Les données circulent sans être accaparées
Les données sensibles restent proches de leur origine, gouvernées par des normes strictes de vie privée et de sobriété énergétique.
- L’apprentissage fédéré et le calcul distribué permettent d’entraîner et d’actualiser des modèles d’IA sur de multiples nœuds sans centraliser les données brutes.
- Les citoyens disposent de pods de données personnelles sur leurs terminaux ou des hubs locaux de confiance ; au lieu de mendier l’accès à leurs propres données, les services viennent à eux et demandent un accès sous permission.

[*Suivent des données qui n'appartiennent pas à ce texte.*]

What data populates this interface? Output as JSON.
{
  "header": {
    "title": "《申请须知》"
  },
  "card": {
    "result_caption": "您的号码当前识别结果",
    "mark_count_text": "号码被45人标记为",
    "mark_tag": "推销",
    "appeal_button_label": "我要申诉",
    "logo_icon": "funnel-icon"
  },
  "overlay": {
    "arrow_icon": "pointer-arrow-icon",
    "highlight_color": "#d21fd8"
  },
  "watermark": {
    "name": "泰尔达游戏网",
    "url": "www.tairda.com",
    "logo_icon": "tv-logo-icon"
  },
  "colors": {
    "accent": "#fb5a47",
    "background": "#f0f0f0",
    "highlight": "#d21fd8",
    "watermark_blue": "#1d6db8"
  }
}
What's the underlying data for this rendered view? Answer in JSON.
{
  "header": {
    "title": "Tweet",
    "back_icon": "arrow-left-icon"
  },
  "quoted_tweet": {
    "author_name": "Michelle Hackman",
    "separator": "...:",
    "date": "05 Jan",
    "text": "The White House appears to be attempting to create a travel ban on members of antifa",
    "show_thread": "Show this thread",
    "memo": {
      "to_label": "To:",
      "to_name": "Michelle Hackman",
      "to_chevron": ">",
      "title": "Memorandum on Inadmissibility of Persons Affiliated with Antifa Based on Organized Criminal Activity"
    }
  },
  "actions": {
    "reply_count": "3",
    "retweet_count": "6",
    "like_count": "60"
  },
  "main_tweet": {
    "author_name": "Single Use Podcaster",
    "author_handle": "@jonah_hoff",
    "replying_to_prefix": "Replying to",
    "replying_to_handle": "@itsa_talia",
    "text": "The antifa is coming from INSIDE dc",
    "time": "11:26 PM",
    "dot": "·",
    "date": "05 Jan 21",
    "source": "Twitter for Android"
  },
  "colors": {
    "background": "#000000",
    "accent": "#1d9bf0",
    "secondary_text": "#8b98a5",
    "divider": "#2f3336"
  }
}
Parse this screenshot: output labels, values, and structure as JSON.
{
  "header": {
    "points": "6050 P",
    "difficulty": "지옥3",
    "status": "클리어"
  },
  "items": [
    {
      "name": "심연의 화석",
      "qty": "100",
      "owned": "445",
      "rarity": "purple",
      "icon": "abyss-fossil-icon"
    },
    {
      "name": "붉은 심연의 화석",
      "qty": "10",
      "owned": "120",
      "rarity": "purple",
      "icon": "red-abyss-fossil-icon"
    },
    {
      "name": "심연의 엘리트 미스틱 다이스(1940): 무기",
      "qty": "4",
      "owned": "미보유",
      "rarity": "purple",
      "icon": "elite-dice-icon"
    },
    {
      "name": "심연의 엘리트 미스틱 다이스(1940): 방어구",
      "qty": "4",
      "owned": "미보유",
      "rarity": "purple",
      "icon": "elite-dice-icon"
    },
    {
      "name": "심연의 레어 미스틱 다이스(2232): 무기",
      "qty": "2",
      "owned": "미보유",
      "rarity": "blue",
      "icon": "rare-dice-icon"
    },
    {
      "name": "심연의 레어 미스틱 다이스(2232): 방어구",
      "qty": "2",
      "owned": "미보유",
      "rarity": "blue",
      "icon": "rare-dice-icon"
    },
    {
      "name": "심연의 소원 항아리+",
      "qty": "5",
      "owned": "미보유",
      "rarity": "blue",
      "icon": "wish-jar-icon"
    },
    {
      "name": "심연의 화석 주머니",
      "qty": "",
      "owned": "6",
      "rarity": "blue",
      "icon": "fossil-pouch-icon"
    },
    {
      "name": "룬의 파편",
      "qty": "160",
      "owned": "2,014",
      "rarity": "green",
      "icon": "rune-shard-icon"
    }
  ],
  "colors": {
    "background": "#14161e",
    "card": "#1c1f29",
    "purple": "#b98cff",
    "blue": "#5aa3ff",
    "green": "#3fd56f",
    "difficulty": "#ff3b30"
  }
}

- La collaboration transfrontalière s’appuie sur des protocoles ouverts et interopérables, pas sur le verrouillage propriétaire de plates‑formes.
Le travail continue, différemment — et plus localement
Les travailleurs du savoir utilisent des applications “local‑first” où documents, code et données se répliquent en pair‑à‑pair et via des hubs régionaux, puis résolvent intelligemment les conflits.
- Les équipes livrent de nouvelles fonctionnalités d’abord sur des clusters locaux, puis les déploient plus largement quand la connectivité se stabilise.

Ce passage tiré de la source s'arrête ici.